In the rapidly evolving landscape of energy systems, a groundbreaking approach to multi-energy trading has emerged, promising to reshape how small-scale energy systems interact and optimize their operations. Researchers, led by Jingwei Hu from the College of Information Science and Engineering at Northeastern University in Shenyang, China, have introduced an aggregative game approach to facilitate two-way multi-energy trading among “Weenergies” (WEs)—small-scale energy systems within the energy internet.
Traditional energy trading models in smart grids often rely on microgrids, but the energy internet introduces a more decentralized paradigm with WEs. The challenge, however, lies in the physical constraints of energy transmission. “Most previous works ignored the fact that energy trading isn’t like ordering a package online; energy must travel through a fixed physical topology,” explains Hu. “This oversight increases scheduling complexity and transmission costs.”

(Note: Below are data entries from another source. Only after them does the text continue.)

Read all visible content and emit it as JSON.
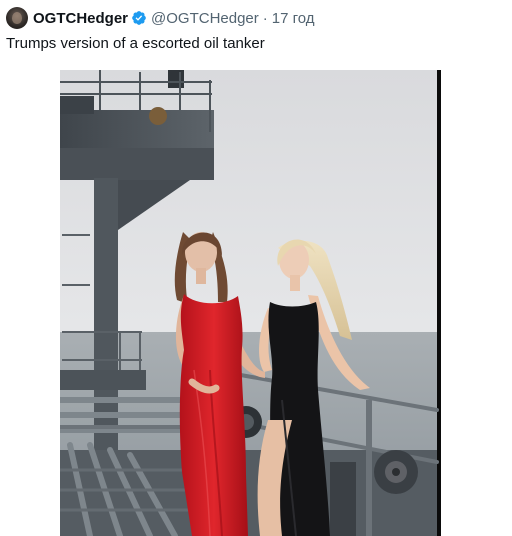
{
  "author": {
    "display_name": "OGTCHedger",
    "handle": "@OGTCHedger",
    "separator": "·",
    "timestamp": "17 год",
    "avatar_icon": "profile-avatar",
    "verified_icon": "verified-badge-icon",
    "verified_color": "#1d9bf0"
  },
  "tweet": {
    "text": "Trumps version of a escorted oil tanker"
  },
  "media": {
    "type": "photo",
    "subject": "photo-two-women-on-tanker-deck"
  }
}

To address this, Hu and his team proposed an aggregative game framework that allows WEs to engage in two-way multi-energy trading while considering the physical constraints of energy transmission. The game-theoretic approach ensures that each WE only needs to communicate with its neighbors, reducing communication burden and enhancing information security. “This distributed process is not only efficient but also secure, as it minimizes the need for centralized data exchange,” Hu notes.

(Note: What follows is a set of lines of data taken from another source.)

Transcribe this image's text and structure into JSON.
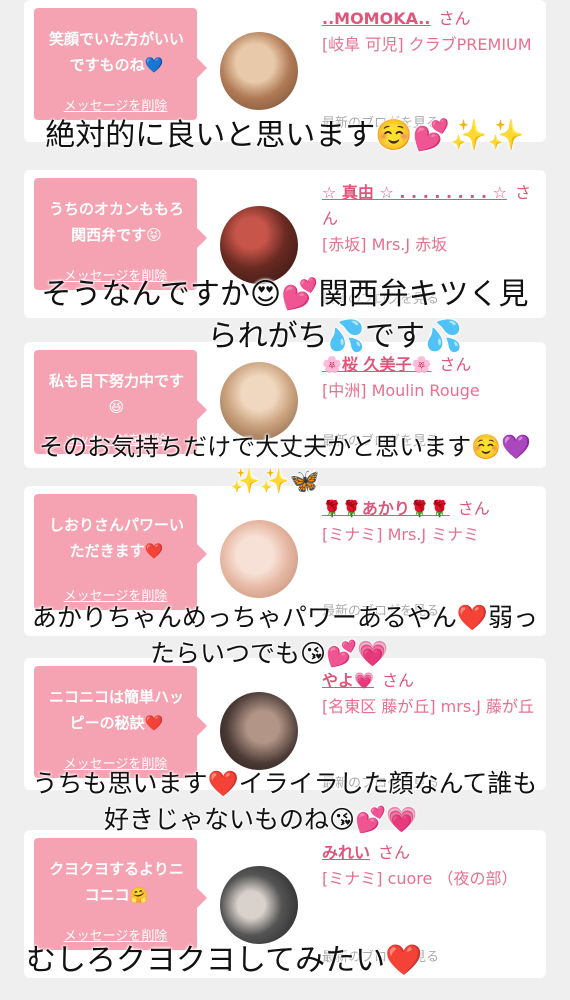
{
  "cards": [
    {
      "message": "笑顔でいた方がいいですものね💙",
      "delete_label": "メッセージを削除",
      "name": "..MOMOKA..",
      "san": "さん",
      "shop": "[岐阜 可児] クラブPREMIUM",
      "blog_label": "最新のブログを見る",
      "avatar_colors": [
        "#b07a55",
        "#e8c9a9"
      ]
    },
    {
      "message": "うちのオカンももろ関西弁です😝",
      "delete_label": "メッセージを削除",
      "name": "☆ 真由 ☆ . . . . . . . . ☆",
      "san": "さん",
      "shop": "[赤坂] Mrs.J 赤坂",
      "blog_label": "最新のブログを見る",
      "avatar_colors": [
        "#3a1f1a",
        "#c8554a"
      ]
    },
    {
      "message": "私も目下努力中です😆",
      "delete_label": "メッセージを削除",
      "name": "🌸桜 久美子🌸",
      "san": "さん",
      "shop": "[中洲] Moulin Rouge",
      "blog_label": "最新のブログを見る",
      "avatar_colors": [
        "#c9a07b",
        "#f0d8c0"
      ]
    },
    {
      "message": "しおりさんパワーいただきます❤️",
      "delete_label": "メッセージを削除",
      "name": "🌹🌹あかり🌹🌹",
      "san": "さん",
      "shop": "[ミナミ] Mrs.J ミナミ",
      "blog_label": "最新のブログを見る",
      "avatar_colors": [
        "#e6b7a2",
        "#f7e1d6"
      ]
    },
    {
      "message": "ニコニコは簡単ハッピーの秘訣❤️",
      "delete_label": "メッセージを削除",
      "name": "やよ💗",
      "san": "さん",
      "shop": "[名東区 藤が丘] mrs.J 藤が丘",
      "blog_label": "最新のブログを見る",
      "avatar_colors": [
        "#4b3a36",
        "#b29586"
      ]
    },
    {
      "message": "クヨクヨするよりニコニコ🤗",
      "delete_label": "メッセージを削除",
      "name": "みれい",
      "san": "さん",
      "shop": "[ミナミ] cuore （夜の部）",
      "blog_label": "最新のブログを見る",
      "avatar_colors": [
        "#2a2a2a",
        "#d9d2cc"
      ]
    }
  ],
  "overlays": [
    {
      "lines": [
        "絶対的に良いと思います☺️💕✨✨"
      ]
    },
    {
      "lines": [
        "そうなんですか😍💕関西弁キツく見",
        "られがち💦です💦"
      ]
    },
    {
      "lines": [
        "そのお気持ちだけで大丈夫かと思います☺️💜",
        "✨✨🦋"
      ]
    },
    {
      "lines": [
        "あかりちゃんめっちゃパワーあるやん❤️弱っ",
        "たらいつでも😘💕💗"
      ]
    },
    {
      "lines": [
        "うちも思います❤️イライラした顔なんて誰も",
        "好きじゃないものね😘💕💗"
      ]
    },
    {
      "lines": [
        "むしろクヨクヨしてみたい❤️"
      ]
    }
  ]
}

The researchers also developed a multi-energy transmission optimization model to determine the most cost-effective transmission paths for energy. This model is crucial for minimizing transmission costs and improving overall system efficiency. To further enhance reliability, they designed a receding horizon control algorithm that accounts for the real-time fluctuations of renewable energy sources and load demands.
The effectiveness of this approach was validated through simulations involving five connected WEs, demonstrating its potential to handle complex multi-energy trading scenarios efficiently. The findings were published in the Chinese Society for Electrical Engineering’s Journal of Power and Energy Systems, a leading publication in the field.

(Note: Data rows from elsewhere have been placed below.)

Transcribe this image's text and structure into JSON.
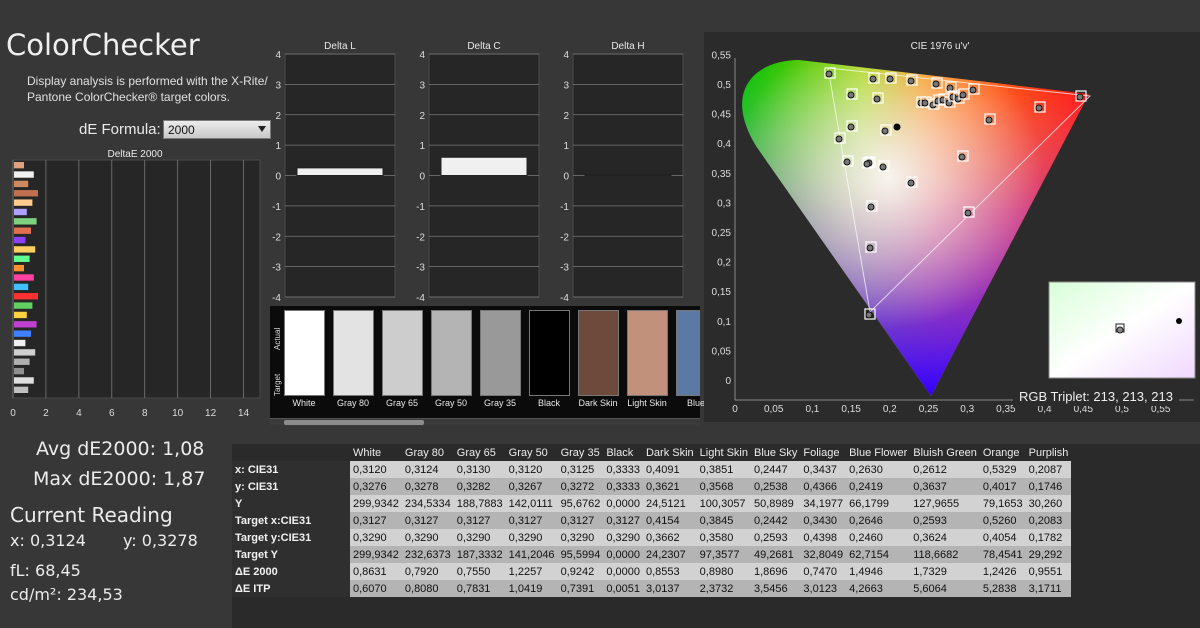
{
  "app": {
    "title": "ColorChecker",
    "description": "Display analysis is performed with the X-Rite/ Pantone ColorChecker® target colors.",
    "formula_label": "dE Formula:",
    "formula_value": "2000"
  },
  "summary": {
    "avg": "Avg dE2000: 1,08",
    "max": "Max dE2000: 1,87",
    "current_reading": "Current Reading",
    "x": "x: 0,3124",
    "y": "y: 0,3278",
    "fl": "fL: 68,45",
    "cdm2": "cd/m²: 234,53"
  },
  "deltae_chart": {
    "title": "DeltaE 2000",
    "x_ticks": [
      "0",
      "2",
      "4",
      "6",
      "8",
      "10",
      "12",
      "14"
    ]
  },
  "delta_charts": [
    {
      "title": "Delta L",
      "y_ticks": [
        "4",
        "3",
        "2",
        "1",
        "0",
        "-1",
        "-2",
        "-3",
        "-4"
      ]
    },
    {
      "title": "Delta C",
      "y_ticks": [
        "4",
        "3",
        "2",
        "1",
        "0",
        "-1",
        "-2",
        "-3",
        "-4"
      ]
    },
    {
      "title": "Delta H",
      "y_ticks": [
        "4",
        "3",
        "2",
        "1",
        "0",
        "-1",
        "-2",
        "-3",
        "-4"
      ]
    }
  ],
  "swatches": {
    "actual_label": "Actual",
    "target_label": "Target",
    "items": [
      {
        "label": "White",
        "color": "#ffffff"
      },
      {
        "label": "Gray 80",
        "color": "#e3e3e3"
      },
      {
        "label": "Gray 65",
        "color": "#cdcdcd"
      },
      {
        "label": "Gray 50",
        "color": "#b4b4b4"
      },
      {
        "label": "Gray 35",
        "color": "#999999"
      },
      {
        "label": "Black",
        "color": "#000000"
      },
      {
        "label": "Dark Skin",
        "color": "#6e4a3c"
      },
      {
        "label": "Light Skin",
        "color": "#c2917c"
      },
      {
        "label": "Blue",
        "color": "#5a7aa3"
      }
    ]
  },
  "cie": {
    "title": "CIE 1976 u'v'",
    "x_ticks": [
      "0",
      "0,05",
      "0,1",
      "0,15",
      "0,2",
      "0,25",
      "0,3",
      "0,35",
      "0,4",
      "0,45",
      "0,5",
      "0,55"
    ],
    "y_ticks": [
      "0,55",
      "0,5",
      "0,45",
      "0,4",
      "0,35",
      "0,3",
      "0,25",
      "0,2",
      "0,15",
      "0,1",
      "0,05",
      "0"
    ],
    "rgb_triplet": "RGB Triplet: 213, 213, 213"
  },
  "table": {
    "columns": [
      "White",
      "Gray 80",
      "Gray 65",
      "Gray 50",
      "Gray 35",
      "Black",
      "Dark Skin",
      "Light Skin",
      "Blue Sky",
      "Foliage",
      "Blue Flower",
      "Bluish Green",
      "Orange",
      "Purplish"
    ],
    "rows": [
      {
        "label": "x: CIE31",
        "values": [
          "0,3120",
          "0,3124",
          "0,3130",
          "0,3120",
          "0,3125",
          "0,3333",
          "0,4091",
          "0,3851",
          "0,2447",
          "0,3437",
          "0,2630",
          "0,2612",
          "0,5329",
          "0,2087"
        ]
      },
      {
        "label": "y: CIE31",
        "values": [
          "0,3276",
          "0,3278",
          "0,3282",
          "0,3267",
          "0,3272",
          "0,3333",
          "0,3621",
          "0,3568",
          "0,2538",
          "0,4366",
          "0,2419",
          "0,3637",
          "0,4017",
          "0,1746"
        ]
      },
      {
        "label": "Y",
        "values": [
          "299,9342",
          "234,5334",
          "188,7883",
          "142,0111",
          "95,6762",
          "0,0000",
          "24,5121",
          "100,3057",
          "50,8989",
          "34,1977",
          "66,1799",
          "127,9655",
          "79,1653",
          "30,260"
        ]
      },
      {
        "label": "Target x:CIE31",
        "values": [
          "0,3127",
          "0,3127",
          "0,3127",
          "0,3127",
          "0,3127",
          "0,3127",
          "0,4154",
          "0,3845",
          "0,2442",
          "0,3430",
          "0,2646",
          "0,2593",
          "0,5260",
          "0,2083"
        ]
      },
      {
        "label": "Target y:CIE31",
        "values": [
          "0,3290",
          "0,3290",
          "0,3290",
          "0,3290",
          "0,3290",
          "0,3290",
          "0,3662",
          "0,3580",
          "0,2593",
          "0,4398",
          "0,2460",
          "0,3624",
          "0,4054",
          "0,1782"
        ]
      },
      {
        "label": "Target Y",
        "values": [
          "299,9342",
          "232,6373",
          "187,3332",
          "141,2046",
          "95,5994",
          "0,0000",
          "24,2307",
          "97,3577",
          "49,2681",
          "32,8049",
          "62,7154",
          "118,6682",
          "78,4541",
          "29,292"
        ]
      },
      {
        "label": "ΔE 2000",
        "values": [
          "0,8631",
          "0,7920",
          "0,7550",
          "1,2257",
          "0,9242",
          "0,0000",
          "0,8553",
          "0,8980",
          "1,8696",
          "0,7470",
          "1,4946",
          "1,7329",
          "1,2426",
          "0,9551"
        ]
      },
      {
        "label": "ΔE ITP",
        "values": [
          "0,6070",
          "0,8080",
          "0,7831",
          "1,0419",
          "0,7391",
          "0,0051",
          "3,0137",
          "2,3732",
          "3,5456",
          "3,0123",
          "4,2663",
          "5,6064",
          "5,2838",
          "3,1711"
        ]
      }
    ]
  },
  "chart_data": {
    "type": "bar",
    "title": "Delta C",
    "categories": [
      "Gray 80"
    ],
    "values": [
      0.6
    ],
    "ylim": [
      -4,
      4
    ]
  }
}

The implications of this research are significant for the energy sector. By optimizing energy trading and transmission, this approach can reduce costs, improve system reliability, and enhance the integration of renewable energy sources. “This work lays the foundation for more intelligent and efficient energy systems,” says Hu. “It’s a step towards a more sustainable and resilient energy future.”
As the energy internet continues to evolve, the aggregative game approach could become a cornerstone for decentralized energy trading, shaping the future of energy markets and infrastructure. The research not only addresses current challenges but also paves the way for innovative solutions that will drive the energy sector forward.